Parts not aligning

I’m trying to make a box that slots into some holes…everything lines up in Autodesk as well as Inkscape (images attached) but then when I print the parts out, it doesn’t align. I’m stumped. Any idea why? The box itself fits together great…but it doesn’t ‘plug’ into the base because it’s off-kilter.

34 PM24 PM11 PM26 PM


I have no answer, but the first thing that strikes me is it is off by approximately the thickness of the material… :thinking: Were you using Fusion 360?

1 Like

Yeah I was.

Oh, that’s interesting. I just noticed that it’s because the part is being slightly scaled down, when I import it into the glowforge. The base has a width of 60 mm, but when I print it, it comes out to be 51 mm. How strange.


I think my SVG was corrupt somehow. Even though it said 60mm in Inkscape it was importing as 51mm. I just copied my vector outline to a new file and re-saved it. It looks to be the correct dimensions now.


Probably a result of different programs using different DPI settings. For reasons that escape me almost everything that does SVG exports in pixels rather than real-world units (even though SVG supports real units) which causes scaling issues when programs disagree on how many pixels there are in an inch. (72, 75, 90, and 96 DPI are all commonly used.)

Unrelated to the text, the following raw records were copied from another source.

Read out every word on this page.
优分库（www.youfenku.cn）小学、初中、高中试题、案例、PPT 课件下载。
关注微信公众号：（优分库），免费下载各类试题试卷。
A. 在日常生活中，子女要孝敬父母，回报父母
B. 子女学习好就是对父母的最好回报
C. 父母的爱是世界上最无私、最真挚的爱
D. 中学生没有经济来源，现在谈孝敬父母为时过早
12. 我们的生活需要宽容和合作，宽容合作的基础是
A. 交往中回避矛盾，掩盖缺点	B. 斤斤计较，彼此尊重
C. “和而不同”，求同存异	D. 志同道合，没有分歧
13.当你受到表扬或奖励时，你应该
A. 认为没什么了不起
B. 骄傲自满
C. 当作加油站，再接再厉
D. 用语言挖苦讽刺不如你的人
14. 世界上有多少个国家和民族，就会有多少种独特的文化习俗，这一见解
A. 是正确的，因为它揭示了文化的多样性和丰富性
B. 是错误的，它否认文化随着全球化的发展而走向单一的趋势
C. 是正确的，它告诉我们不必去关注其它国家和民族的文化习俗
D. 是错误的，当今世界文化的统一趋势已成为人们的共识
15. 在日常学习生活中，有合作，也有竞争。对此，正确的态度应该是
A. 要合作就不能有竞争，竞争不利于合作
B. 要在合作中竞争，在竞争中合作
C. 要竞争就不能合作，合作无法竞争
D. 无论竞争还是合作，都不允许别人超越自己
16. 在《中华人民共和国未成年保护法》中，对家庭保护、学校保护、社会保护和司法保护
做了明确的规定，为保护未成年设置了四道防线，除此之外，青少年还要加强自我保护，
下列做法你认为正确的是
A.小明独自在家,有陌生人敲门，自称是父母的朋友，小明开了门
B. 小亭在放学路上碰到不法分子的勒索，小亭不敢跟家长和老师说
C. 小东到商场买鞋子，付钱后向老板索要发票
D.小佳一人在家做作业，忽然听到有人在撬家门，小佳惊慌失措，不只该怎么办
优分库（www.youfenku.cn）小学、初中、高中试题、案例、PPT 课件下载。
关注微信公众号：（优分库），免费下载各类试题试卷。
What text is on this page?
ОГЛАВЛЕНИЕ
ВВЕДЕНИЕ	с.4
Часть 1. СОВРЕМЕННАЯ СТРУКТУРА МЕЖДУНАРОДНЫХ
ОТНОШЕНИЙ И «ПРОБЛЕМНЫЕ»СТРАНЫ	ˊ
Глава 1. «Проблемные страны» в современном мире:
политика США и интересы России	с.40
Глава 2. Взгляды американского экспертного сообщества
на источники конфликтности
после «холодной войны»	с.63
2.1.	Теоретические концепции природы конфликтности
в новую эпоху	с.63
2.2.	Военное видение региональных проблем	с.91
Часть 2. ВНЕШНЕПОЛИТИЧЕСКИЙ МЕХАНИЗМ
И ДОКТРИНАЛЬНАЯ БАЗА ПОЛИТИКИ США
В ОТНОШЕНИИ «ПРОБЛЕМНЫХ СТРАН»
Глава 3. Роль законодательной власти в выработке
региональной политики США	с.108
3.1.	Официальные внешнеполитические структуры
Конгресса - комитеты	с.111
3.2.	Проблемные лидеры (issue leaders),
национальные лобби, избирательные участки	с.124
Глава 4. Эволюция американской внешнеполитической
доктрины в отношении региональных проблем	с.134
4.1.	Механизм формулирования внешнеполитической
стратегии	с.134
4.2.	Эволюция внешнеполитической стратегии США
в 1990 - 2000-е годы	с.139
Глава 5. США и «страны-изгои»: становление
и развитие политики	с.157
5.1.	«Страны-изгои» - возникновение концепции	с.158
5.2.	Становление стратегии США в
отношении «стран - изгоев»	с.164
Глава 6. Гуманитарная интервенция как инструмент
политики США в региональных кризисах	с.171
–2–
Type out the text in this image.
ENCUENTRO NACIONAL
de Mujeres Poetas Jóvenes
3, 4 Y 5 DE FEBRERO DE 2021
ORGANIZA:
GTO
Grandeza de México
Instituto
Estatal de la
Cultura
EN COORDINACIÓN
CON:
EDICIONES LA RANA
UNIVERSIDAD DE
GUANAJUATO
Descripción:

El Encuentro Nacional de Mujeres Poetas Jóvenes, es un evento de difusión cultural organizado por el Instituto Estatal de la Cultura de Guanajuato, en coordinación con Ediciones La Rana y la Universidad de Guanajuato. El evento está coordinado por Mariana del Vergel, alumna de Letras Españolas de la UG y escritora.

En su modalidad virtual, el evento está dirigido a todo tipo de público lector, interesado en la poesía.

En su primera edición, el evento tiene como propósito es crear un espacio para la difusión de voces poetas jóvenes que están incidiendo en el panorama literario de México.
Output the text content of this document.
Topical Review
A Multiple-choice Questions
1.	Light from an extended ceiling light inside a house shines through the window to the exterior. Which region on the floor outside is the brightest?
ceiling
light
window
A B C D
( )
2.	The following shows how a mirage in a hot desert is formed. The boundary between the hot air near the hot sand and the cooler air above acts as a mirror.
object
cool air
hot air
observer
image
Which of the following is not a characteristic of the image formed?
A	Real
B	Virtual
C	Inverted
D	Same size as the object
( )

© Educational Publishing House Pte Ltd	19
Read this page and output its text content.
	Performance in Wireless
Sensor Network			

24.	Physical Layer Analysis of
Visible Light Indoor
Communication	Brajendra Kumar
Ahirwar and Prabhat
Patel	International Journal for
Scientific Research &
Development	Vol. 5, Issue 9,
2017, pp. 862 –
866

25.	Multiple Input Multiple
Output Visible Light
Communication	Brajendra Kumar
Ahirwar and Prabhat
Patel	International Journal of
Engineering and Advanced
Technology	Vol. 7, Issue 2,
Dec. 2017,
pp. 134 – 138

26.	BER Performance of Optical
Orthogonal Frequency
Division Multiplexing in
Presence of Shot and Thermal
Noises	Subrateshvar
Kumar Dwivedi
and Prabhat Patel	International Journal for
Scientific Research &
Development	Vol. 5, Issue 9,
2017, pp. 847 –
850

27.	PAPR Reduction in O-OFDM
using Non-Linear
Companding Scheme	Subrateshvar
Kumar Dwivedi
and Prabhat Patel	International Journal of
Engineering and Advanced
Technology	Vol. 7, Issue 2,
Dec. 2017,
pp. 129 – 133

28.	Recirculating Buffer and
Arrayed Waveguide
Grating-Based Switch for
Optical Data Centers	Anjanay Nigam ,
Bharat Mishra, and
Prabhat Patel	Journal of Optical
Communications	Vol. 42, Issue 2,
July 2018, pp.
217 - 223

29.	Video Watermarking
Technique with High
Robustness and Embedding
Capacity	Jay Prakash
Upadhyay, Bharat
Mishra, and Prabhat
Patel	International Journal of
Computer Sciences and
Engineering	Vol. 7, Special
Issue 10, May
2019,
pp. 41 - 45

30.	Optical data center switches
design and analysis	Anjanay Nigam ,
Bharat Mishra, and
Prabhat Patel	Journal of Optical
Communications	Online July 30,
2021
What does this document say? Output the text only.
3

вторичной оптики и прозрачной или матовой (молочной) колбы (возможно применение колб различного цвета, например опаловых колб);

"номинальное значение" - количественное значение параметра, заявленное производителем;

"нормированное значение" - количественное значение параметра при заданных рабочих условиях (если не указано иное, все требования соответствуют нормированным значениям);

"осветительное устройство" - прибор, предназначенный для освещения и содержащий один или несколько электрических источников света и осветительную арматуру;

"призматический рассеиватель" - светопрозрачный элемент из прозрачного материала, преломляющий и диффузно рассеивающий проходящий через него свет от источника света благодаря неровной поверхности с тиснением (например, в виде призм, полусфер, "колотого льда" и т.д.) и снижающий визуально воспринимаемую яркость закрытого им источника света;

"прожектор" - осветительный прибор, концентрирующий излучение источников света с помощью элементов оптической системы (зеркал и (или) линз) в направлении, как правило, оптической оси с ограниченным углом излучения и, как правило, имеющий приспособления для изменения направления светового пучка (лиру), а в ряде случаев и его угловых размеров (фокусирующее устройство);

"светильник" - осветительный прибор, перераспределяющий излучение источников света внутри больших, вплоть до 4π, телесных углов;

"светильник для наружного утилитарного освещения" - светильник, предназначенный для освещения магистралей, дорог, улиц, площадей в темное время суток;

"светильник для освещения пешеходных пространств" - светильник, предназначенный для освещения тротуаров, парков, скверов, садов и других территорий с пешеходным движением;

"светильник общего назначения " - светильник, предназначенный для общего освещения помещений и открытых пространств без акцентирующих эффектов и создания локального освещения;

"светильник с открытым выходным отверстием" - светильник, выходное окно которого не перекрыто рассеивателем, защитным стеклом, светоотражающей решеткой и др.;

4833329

I’ve started using PDF instead of SVG in a lot of places just to avoid the DPI problem, but that doesn’t always work either: transparent PNGs embedded into PDFs often turn into opaque images with clipping paths, but the GFUI doesn’t support clipping paths yet.


That’s really good to know. Thanks for mentioning.

1 Like

If that is true then it is the wrong way to import/export both vector art and bitmap/pixel art. Using pixels as a unit creates incompatiblities, and workflow difficulties. Tech support will be tied up chasing scaling issues.
The standards most used are Metric, inch, although in typography there are additional standards to also include (maybe “points” and “?”).

It’s because SVG format was created specifically for screens not print. It’s an XML-based vector image format for two-dimensional graphics with support for interactivity and animation developed by the World Wide Web Consortium to offer a vector alternative to .gif, .jpg and .png raster image files used on websites.


Thanks for posting this. I’m glad you figured it out!